Elsewhere, John Lambert, a distinguished engineer at the Microsoft Threat Intelligence Center, has lauded the ‘githubification of infosec’ as a route to ensuring that “every defender can be as good as the best defender”.
Summarising the post, he said: “Attack knowledge curated in the MITRE ATT&CK framework, detection definitions expressed in Sigma rules, and repeatable analysis written in Jupyter notebooks form a stackable set of practices.”
In social media news, Twitter founder Jack Dorsey signaled an about-turn in Twitter’s web development philosophy.
Defending the platform’s early embrace of a centralized model as reasonable at the time, he announced (on Twitter, naturally) that the social media giant “is funding a small independent team of up to five open source architects, engineers, and designers to develop an open and decentralized standard for social media.”
He added that “the goal is for Twitter to ultimately be a client of this standard.”
The proprietary paradigm currently in the ascendant – whereby social media platforms are like walled gardens – could not provide scalable solutions to the modern internet’s biggest challenges, namely disinformation and personal abuse.
Dorsey also said a decentralized approach to recommendation algorithms could shift the dial away from “content and conversation that sparks controversy and outrage” towards “conversation which informs and promotes health.”
From one tech giant to another, Google has added SMS verification and spam protection features to Messages, its Android SMS app.
As of yesterday (December 13), Android users in the US and selected countries will see verified SMS senders’ business name and logo plus a verification badge.
Google believes the feature will help to combat SMS phishing attacks – a topic covered at Black Hat Europe last week – that seek to deceive users with “things like one-time passwords, account alerts, or appointment confirmations”.
Spam Protection, meanwhile, will flag SMS bearing the hallmarks of spam text with a notification bar at the top of the Messages app.
Users on a technical support forum have apparently discovered a way to circumvent Microsoft’s planned discontinuation of Windows 7 support.
Free security updates for the venerable Windows operating system, which was launched in 2009, are due to cease after its January 2020 Patch Tuesday.
While small businesses and enterprises can pay to extend support for up to three years, home users who persist with Windows 7 will be at the mercy of newly discovered bugs thereafter – or so we thought.
Writing on ghacks.net, Martin Brinkmann said a small archive of two batch files that disable the bypass is available for download on the My Digital Life forum.
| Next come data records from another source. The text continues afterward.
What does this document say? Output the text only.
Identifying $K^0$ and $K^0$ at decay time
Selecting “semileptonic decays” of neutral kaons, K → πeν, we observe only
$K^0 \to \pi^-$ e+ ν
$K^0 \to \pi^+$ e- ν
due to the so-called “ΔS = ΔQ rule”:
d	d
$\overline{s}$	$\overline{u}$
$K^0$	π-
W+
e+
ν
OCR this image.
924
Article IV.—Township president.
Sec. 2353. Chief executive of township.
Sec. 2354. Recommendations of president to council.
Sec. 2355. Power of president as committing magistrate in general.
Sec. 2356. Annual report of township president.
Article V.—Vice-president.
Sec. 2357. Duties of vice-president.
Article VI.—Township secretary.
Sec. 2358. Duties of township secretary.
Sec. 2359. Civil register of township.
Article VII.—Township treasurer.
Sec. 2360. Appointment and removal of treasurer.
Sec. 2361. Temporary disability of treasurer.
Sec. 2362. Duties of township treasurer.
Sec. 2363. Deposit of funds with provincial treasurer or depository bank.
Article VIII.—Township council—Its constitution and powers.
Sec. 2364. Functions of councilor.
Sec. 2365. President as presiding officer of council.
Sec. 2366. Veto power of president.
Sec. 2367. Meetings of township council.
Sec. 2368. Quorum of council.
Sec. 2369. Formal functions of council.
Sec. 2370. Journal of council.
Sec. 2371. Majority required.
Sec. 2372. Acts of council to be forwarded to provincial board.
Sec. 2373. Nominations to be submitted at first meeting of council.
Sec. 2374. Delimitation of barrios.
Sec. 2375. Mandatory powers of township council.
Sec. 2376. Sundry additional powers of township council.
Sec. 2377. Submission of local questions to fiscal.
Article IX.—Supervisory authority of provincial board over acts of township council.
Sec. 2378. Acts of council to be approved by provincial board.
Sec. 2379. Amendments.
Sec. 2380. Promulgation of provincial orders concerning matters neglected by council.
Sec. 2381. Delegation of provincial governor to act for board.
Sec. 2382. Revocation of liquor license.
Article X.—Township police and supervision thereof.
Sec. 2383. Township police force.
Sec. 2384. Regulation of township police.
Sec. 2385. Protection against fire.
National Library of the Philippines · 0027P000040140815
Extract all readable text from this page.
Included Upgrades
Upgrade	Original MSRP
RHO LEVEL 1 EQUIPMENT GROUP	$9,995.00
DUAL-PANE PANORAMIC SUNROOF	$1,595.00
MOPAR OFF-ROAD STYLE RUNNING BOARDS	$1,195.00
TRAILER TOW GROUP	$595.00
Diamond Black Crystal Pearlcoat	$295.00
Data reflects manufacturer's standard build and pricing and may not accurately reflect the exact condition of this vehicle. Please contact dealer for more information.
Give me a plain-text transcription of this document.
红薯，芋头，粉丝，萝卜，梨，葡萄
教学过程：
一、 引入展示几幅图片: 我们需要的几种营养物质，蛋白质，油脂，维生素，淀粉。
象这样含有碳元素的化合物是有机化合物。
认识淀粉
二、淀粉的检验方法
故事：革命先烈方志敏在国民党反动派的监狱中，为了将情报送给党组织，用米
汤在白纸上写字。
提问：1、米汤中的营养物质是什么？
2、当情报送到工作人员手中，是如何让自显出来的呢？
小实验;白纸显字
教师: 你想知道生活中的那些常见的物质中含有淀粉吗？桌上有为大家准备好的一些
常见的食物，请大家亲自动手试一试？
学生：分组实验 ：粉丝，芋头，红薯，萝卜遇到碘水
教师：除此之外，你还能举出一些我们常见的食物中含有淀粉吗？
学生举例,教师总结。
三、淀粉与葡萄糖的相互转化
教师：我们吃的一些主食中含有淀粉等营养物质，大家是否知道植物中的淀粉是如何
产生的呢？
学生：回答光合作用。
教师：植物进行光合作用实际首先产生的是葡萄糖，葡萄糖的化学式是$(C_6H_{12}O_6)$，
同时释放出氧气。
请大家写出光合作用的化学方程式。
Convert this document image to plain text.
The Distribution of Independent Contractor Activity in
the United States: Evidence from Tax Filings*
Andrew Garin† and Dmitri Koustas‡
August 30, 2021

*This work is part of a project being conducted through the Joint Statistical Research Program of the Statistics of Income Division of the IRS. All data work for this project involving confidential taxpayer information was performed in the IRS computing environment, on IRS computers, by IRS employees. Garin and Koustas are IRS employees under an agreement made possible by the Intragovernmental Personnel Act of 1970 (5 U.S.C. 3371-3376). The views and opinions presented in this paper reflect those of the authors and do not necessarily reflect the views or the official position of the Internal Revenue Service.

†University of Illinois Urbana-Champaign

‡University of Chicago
However, while the bypass works with Microsoft’s test update, he said it’s unclear if it will work with updates launched beyond January 2020.
Finally, timed perfectly to coincide with today’s Christmas Jumper Day, Microsoft has once again released a limited number of festive sweaters emblazoned with one its iconic logos.
Following last year’s fetching Windows 95-themed sweater, this year’s number features the logo of Windows XP, which still has a 2.29% share of the OS market more than a decade after its final release.
Verge journalist Tom Warren took a snap of himself sporting the suitably kitsch number in a Tweet that also featuring images of the item’s ‘softwear’ box.